= Horia Furtună =

Romanian poet, playwright and prose writer

Horia Furtună (June 21, 1888 - March 8, 1952) was a Romanian poet, playwright and prose writer.

Born in Focșani, his father Ioan Ștefănescu was inspector general of the veterinary service; his mother was Speranța-Plautina (née Vasiliu). In 1883, his father formally changed his surname to Furtună. Horia studied law at the University of Paris, graduating in 1909 and earning a doctorate in 1915; his thesis dealt with legal remedies for insurers faced with risk created by third parties to contracts. From 1915, he practiced law at the Ilfov County bar, and then directed the theatre service of Radiodifuziunea Română from 1934 to 1948. Together with Ion Pillat and Adrian Maniu, he headed Flacăra magazine in 1916. He and Pillat founded the Cărțile albe collection, which put out Alexandru Macedonski's Flori sacre in 1912. From 1916 to 1918, he fought in World War I, being taken prisoner and interned at Stralsund.

His literary debut took place in the Adevărul supplement in 1902, and involved the comic-heroic tale "Iarba fiarelor". He sometimes used the pen names Aghiuță, Ariel, Spiriduș, Licurici and Henri Loria.
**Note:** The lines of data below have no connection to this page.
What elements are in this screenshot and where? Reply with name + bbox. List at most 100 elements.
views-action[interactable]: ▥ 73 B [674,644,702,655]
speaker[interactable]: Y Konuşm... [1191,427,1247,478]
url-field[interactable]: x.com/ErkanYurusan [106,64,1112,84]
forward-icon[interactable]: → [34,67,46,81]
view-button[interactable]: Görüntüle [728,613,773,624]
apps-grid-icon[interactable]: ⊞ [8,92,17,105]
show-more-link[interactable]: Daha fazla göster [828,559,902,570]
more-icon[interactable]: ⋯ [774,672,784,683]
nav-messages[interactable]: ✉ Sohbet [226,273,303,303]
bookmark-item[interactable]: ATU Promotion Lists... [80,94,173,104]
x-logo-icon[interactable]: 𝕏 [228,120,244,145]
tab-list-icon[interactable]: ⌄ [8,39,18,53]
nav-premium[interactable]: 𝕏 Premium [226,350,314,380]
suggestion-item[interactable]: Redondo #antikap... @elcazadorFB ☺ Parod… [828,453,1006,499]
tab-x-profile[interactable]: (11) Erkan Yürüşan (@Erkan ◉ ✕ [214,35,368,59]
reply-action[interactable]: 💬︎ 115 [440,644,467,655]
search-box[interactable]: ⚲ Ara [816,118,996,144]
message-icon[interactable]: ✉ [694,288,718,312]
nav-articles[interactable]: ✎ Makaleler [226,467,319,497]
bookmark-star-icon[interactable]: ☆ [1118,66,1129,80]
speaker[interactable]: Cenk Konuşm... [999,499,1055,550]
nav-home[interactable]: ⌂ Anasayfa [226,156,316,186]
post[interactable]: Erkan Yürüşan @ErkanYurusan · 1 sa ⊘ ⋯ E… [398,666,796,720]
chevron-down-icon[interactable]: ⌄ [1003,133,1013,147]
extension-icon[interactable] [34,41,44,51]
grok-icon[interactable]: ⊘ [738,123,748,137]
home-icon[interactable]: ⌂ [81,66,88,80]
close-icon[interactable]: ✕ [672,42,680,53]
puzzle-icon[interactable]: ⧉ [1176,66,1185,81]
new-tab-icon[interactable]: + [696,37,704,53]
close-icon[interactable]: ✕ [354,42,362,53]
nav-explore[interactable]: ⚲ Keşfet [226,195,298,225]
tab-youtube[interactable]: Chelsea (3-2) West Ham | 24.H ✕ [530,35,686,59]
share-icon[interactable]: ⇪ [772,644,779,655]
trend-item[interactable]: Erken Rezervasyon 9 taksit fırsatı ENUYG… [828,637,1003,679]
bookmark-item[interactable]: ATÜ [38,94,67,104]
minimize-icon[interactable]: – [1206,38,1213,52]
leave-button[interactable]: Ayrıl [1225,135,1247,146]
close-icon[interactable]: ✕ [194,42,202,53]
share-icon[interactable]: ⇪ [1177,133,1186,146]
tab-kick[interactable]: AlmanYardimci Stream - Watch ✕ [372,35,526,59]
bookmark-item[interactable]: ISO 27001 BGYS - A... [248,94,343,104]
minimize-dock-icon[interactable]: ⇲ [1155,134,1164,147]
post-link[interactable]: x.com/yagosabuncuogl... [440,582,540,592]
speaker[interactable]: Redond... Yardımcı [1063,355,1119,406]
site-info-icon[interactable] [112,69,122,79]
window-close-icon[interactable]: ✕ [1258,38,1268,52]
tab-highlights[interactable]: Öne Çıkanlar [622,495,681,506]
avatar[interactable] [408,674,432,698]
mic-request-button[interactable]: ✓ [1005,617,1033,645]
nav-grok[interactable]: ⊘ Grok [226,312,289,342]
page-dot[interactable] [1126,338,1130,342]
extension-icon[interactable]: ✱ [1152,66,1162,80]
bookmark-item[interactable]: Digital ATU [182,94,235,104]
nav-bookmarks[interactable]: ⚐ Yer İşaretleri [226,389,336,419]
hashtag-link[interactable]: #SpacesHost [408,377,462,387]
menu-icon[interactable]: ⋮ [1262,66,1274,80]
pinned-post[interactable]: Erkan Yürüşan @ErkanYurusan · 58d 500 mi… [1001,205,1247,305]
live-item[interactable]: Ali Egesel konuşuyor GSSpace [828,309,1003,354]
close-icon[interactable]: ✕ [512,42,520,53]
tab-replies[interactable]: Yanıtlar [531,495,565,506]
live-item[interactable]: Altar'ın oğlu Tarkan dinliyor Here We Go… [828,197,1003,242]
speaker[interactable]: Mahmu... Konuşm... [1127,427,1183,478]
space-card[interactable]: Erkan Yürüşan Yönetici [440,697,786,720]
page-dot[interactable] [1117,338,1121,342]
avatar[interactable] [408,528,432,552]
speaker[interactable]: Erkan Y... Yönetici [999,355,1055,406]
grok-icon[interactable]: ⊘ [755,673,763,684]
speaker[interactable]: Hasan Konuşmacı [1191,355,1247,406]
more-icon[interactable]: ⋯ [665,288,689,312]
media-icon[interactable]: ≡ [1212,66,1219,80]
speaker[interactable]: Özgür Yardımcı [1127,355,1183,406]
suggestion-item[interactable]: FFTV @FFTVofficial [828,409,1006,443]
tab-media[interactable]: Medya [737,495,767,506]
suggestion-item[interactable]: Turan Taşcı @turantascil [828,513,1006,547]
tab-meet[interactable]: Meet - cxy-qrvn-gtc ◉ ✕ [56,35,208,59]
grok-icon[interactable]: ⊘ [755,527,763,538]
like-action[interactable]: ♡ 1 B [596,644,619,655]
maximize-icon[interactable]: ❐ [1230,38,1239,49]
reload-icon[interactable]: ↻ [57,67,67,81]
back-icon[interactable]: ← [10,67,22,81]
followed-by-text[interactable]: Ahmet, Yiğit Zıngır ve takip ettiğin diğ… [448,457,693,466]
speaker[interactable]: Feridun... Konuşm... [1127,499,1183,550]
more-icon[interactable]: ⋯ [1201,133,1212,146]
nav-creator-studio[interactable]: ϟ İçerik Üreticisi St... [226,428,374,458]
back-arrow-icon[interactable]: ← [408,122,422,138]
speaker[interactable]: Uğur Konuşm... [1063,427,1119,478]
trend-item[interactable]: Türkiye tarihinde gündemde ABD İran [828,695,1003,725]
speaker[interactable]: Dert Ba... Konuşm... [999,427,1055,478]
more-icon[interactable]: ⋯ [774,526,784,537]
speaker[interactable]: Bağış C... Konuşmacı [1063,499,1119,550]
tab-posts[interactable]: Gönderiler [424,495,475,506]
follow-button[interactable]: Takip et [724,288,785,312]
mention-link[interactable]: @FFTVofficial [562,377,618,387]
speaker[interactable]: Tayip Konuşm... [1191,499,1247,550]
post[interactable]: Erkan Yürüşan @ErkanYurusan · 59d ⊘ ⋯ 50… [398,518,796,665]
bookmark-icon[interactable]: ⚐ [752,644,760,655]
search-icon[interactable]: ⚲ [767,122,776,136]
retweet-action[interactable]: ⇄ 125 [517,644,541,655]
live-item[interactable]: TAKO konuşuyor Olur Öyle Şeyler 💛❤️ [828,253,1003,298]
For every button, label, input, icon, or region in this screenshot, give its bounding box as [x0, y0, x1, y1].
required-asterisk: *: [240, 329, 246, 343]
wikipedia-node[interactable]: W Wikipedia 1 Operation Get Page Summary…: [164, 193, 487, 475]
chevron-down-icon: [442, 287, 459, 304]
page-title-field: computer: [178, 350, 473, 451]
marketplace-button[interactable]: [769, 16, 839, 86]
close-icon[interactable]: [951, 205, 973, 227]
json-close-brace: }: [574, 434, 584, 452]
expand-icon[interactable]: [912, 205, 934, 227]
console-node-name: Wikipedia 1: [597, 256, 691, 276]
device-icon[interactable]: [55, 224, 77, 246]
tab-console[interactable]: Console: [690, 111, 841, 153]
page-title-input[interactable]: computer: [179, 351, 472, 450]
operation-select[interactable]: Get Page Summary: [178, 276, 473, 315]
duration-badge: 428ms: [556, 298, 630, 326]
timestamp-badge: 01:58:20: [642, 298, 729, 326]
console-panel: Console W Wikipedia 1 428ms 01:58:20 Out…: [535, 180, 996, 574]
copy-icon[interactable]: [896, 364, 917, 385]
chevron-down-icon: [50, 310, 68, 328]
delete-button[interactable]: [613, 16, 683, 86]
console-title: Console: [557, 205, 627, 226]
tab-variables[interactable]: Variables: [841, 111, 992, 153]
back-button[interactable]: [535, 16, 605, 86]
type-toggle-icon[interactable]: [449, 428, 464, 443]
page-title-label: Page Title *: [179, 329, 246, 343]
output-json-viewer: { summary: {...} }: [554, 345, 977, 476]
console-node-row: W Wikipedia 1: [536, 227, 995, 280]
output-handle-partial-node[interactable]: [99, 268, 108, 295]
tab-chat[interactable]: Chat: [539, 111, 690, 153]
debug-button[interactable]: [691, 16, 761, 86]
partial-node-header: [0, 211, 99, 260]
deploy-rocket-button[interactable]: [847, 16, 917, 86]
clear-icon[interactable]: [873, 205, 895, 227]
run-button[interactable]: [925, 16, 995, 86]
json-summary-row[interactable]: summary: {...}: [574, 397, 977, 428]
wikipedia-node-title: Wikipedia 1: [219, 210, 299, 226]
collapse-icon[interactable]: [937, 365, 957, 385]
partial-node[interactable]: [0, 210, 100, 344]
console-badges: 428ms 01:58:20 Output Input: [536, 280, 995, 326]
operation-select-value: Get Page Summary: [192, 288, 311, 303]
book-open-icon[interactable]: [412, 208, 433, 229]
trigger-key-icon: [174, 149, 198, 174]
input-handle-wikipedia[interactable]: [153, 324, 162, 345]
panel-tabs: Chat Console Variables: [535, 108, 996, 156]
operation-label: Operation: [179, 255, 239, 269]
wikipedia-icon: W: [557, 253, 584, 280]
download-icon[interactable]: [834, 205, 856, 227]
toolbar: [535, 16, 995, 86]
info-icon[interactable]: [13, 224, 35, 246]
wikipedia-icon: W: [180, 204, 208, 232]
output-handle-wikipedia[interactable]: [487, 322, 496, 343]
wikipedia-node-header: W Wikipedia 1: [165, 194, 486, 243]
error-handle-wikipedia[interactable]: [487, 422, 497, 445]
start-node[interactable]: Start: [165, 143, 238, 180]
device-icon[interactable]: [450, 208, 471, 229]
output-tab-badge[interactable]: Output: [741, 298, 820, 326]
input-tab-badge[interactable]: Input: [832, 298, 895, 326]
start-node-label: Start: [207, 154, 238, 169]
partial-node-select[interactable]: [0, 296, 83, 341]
In 1919, he joined the Romanian Writers' Society, and formed part of the leadership for a time; he was also vice president of the Dramatic Authors' Society, and as such took part in several international congresses. He was elected to the Assembly of Deputies. His work ran in Noi pagini literare, Flacăra, Cugetul românesc, Adevărul literar și artistic, Gândirea, Rampa, Viața literară, Revista Fundațiilor Regale and Mișcarea literară magazines; his humorous output was published in Papagalul and Gluma. He translated Waldemar Bonsels, Edvard Robert Gummerus and Georg Trakl, as well as opera librettos. A gifted orator, he had an erudite, captivating and persuasive style, imbued with a caustic pathos. He held frequent conferences, his speeches subsequently appearing in brochures. He left three plays in manuscript form: Nicolae Bălcescu, O seară la teatru and Băieți buni. Furtună introduced classical touches to various themes, his work being a synthesis of intellect and craftsmanship. He won the Romanian Writers' Society Prize in 1934.